CALORIES (per 1/4 recipe) 140kcal; FAT 6g; CHOL 15mg; SODIUM 450mg; CARB 19g; FIBER 4g; PROTEIN 5g; VIT A 35%; VIT C 100%; CALC 6%; IRON 10%
Cucumber Barley Salad
2 cups water
1 cup quick-cooking barley
1 seedless cucumber (rinsed)
1 sweet onion (rinsed)
1/2 cup Italian dressing
1/2 cup vanilla almond low-sugar granola (optional)
- Place water and barley in microwave-safe bowl. Cover and microwave on HIGH 5–7 minutes or until barley is soft and water is absorbed.
- Meanwhile, peel cucumber and cut in half lengthwise. Cut into 1/4-inch slices. Remove ends and peel from onion; slice onion thinly.

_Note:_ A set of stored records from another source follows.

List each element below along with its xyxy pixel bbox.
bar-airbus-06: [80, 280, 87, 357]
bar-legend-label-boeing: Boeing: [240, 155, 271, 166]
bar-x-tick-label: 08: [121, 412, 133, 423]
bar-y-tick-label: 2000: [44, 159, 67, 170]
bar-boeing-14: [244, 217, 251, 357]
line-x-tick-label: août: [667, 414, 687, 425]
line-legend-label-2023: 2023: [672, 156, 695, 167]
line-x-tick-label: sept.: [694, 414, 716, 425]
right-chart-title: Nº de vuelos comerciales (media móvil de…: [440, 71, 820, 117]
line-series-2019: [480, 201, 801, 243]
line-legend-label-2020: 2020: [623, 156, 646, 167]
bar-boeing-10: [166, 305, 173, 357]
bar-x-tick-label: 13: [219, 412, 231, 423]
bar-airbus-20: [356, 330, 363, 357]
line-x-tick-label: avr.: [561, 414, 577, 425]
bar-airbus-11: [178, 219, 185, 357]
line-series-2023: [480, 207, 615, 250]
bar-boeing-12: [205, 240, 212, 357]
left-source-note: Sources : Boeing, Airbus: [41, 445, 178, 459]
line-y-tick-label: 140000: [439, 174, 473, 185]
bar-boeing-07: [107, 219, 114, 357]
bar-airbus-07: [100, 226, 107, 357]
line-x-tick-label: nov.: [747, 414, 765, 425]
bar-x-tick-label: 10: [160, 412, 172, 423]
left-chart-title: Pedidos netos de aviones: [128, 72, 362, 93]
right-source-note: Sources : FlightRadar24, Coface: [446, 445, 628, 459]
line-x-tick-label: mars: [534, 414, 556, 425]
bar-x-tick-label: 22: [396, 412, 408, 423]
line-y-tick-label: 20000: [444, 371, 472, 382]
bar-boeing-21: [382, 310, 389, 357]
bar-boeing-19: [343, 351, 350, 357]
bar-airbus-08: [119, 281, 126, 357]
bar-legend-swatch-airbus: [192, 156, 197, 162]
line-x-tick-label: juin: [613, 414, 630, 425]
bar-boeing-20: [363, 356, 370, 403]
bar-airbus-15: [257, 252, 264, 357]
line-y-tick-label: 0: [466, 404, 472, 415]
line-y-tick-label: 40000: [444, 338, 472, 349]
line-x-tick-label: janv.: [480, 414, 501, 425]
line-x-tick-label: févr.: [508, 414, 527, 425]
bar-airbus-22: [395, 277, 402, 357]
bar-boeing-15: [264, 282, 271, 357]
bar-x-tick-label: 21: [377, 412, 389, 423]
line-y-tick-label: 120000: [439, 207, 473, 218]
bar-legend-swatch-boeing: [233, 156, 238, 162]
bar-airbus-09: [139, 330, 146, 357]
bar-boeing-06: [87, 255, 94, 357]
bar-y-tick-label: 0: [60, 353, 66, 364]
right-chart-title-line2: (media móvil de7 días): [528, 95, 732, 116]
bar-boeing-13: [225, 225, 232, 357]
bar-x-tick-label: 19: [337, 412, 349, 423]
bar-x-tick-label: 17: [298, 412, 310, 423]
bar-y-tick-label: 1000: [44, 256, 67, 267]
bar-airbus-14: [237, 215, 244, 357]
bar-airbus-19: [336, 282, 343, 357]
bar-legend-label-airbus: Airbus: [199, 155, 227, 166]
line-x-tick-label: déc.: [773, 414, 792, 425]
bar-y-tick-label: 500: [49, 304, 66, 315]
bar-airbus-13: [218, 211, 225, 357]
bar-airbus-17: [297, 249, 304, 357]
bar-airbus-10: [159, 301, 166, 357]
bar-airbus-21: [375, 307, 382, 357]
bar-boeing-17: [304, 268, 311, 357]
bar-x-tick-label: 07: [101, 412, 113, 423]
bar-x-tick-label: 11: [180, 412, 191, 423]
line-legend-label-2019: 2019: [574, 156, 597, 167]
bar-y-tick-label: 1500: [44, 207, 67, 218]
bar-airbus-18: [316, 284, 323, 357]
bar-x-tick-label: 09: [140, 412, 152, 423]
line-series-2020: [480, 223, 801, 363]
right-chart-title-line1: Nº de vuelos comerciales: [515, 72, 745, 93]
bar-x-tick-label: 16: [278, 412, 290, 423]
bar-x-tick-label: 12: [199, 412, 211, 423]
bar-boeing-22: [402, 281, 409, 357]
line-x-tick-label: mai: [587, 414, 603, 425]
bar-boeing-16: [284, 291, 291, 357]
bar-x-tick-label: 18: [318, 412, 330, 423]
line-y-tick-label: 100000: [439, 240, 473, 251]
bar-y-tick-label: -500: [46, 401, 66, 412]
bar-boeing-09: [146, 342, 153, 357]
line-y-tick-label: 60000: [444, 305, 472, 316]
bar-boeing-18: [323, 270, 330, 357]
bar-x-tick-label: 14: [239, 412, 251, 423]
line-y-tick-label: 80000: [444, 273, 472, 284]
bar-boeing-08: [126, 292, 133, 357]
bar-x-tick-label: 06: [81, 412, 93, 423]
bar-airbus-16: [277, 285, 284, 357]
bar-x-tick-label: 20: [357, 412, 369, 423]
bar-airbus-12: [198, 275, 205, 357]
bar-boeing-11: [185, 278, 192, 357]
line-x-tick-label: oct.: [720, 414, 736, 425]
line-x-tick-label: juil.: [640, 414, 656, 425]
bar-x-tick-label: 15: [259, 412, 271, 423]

- Stir remaining ingredients (except granola) into barley until evenly coated. Sprinkle with granola, if using, and serve.
CALORIES (per 1/4 recipe) 260kcal; FAT 13g; CHOL 0mg; SODIUM 410mg; CARB 32g; FIBER 4g; PROTEIN 5g; VIT A 0%; VIT C 4%; CALC 4%; IRON 4%
Utensils & Cookware
- large sauté pan
- 2-quart baking dish
- 2 microwave-safe bowls (1 with lid)
- vegetable peeler
- cooking spoons
- knife and cutting board
- measuring utensils
The cucumber salad can also be made with bulgur wheat instead of barley.